The process begins with a board vote to dissolve.
Strive board secretary Tom Gardo said Strive's board has met once since it decided last month to fold on New Year's Eve. However, he said last week he is not sure when the board will reconvene.
Gardo said in an email Thursday that the Strive board will follow all necessary steps to legally dissolve. However, it's not clear if it has taken a formal vote to disband -- several attempts last week to reach Gardo by phone were unsuccessful, and he has not responded to an email request from The Island Packet and The Beaufort Gazette to review meeting minutes.
The nonprofit group would have to give the Attorney General's Office written notice that it intends to dissolve and also deliver articles of dissolution to the Secretary of State, according to the state's nonprofit corporation act.
Both offices said last week Strive has not filed that paperwork.
According to the nonprofit corporations act, Strive also would have to notify anyone with claims against it or run a notice of its dissolution in the newspaper. Once creditors are paid, remaining assets must be given to other nonprofit organizations, Rouff said. However, those assets cannot be transferred until 20 days after the written notice is filed or the attorney general approves the dissolution.
It's not clear how much money Strive has on hand or how much debt the organization carries.
Strive would have to submit a list of organizations that received its assets to the Attorney General's Office, which likely would follow up to ensure those groups are active charities, Rouff said.
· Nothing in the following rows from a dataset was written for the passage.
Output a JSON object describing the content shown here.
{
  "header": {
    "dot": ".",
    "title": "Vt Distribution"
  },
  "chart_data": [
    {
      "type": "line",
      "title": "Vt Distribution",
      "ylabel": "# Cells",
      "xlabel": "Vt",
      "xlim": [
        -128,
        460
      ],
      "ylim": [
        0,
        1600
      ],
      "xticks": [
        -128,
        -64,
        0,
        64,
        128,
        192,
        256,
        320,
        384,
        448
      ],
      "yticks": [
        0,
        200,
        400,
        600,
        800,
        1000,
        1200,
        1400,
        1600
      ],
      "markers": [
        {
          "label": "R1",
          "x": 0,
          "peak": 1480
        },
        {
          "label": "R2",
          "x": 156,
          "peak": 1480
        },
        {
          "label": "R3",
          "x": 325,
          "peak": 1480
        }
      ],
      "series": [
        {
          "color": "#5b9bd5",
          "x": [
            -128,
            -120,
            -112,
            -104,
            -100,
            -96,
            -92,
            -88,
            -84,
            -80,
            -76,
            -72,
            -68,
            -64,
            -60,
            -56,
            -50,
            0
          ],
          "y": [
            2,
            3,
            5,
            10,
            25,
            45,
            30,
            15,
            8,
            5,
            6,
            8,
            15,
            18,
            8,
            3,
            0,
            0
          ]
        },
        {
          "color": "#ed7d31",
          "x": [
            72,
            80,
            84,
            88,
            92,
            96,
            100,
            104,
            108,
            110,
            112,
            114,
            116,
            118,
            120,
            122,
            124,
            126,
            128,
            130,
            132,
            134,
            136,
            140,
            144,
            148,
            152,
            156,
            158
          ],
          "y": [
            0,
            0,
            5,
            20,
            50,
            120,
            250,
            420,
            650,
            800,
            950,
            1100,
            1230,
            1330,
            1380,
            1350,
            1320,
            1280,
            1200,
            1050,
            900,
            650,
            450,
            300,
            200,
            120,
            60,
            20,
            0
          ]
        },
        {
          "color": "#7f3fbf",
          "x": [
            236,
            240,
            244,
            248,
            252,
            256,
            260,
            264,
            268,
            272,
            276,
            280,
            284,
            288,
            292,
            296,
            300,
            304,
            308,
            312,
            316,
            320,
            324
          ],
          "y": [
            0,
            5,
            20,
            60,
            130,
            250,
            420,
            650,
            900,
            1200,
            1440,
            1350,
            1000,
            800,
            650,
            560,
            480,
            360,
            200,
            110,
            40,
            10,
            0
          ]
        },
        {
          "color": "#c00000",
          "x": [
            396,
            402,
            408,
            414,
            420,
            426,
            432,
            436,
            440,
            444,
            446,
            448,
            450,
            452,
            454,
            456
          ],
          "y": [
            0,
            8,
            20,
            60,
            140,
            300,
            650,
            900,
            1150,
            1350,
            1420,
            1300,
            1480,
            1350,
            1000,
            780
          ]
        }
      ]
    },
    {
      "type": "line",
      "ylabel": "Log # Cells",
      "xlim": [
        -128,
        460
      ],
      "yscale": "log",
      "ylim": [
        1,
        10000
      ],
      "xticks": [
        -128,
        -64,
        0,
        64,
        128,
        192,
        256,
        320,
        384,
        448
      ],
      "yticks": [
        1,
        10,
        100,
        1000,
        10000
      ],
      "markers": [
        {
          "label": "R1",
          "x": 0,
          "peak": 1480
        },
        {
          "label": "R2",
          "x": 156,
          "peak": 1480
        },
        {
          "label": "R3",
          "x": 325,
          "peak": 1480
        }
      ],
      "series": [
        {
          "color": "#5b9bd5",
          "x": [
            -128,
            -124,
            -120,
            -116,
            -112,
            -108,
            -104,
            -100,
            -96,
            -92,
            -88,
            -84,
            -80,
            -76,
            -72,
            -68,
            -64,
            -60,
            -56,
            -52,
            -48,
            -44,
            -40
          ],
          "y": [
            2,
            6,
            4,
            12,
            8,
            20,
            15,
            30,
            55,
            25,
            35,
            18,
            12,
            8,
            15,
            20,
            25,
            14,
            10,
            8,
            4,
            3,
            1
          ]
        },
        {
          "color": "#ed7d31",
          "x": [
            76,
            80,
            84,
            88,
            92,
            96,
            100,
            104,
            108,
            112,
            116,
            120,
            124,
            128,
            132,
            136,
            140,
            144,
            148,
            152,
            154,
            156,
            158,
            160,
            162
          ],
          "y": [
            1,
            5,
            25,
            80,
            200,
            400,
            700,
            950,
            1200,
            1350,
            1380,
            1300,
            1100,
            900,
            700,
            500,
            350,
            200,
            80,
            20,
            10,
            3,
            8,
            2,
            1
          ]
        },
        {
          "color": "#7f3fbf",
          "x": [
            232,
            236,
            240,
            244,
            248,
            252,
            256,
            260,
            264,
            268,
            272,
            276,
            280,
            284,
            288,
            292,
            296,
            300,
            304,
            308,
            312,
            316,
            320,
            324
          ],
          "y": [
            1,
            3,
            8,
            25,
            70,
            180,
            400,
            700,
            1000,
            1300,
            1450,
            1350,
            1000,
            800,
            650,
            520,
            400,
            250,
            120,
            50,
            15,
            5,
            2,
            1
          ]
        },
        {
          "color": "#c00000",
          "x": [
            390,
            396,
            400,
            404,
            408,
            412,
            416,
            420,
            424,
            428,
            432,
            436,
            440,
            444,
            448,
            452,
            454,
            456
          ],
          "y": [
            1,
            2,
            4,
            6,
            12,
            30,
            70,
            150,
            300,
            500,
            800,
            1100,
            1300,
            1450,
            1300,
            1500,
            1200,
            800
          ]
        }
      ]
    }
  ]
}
That's what happened when Columbia-based S.C. Fair Share dissolved last year. Rouff was the program and research director for that nonprofit group, and he said dissolution took several months. Although the group's office closed in May, it wasn't legally dissolved until December.
Strive must also file tax forms with the IRS and the Office of the Secretary of State.
Gardo said Jan. 6 that board treasurer Robert Trask has met with tax attorney Bob Arundell, who has prepared Strive's taxes, to finish Strive's returns, though he would not say when those would be filed. The organization has a three-month extension to file its 2010-11 fiscal-year taxes, which were due in October.
According to the IRS's website, Strive's 2011 tax forms would be due about five months after it shuts down. That form would need to indicate Strive has closed and provide details about who received its assets.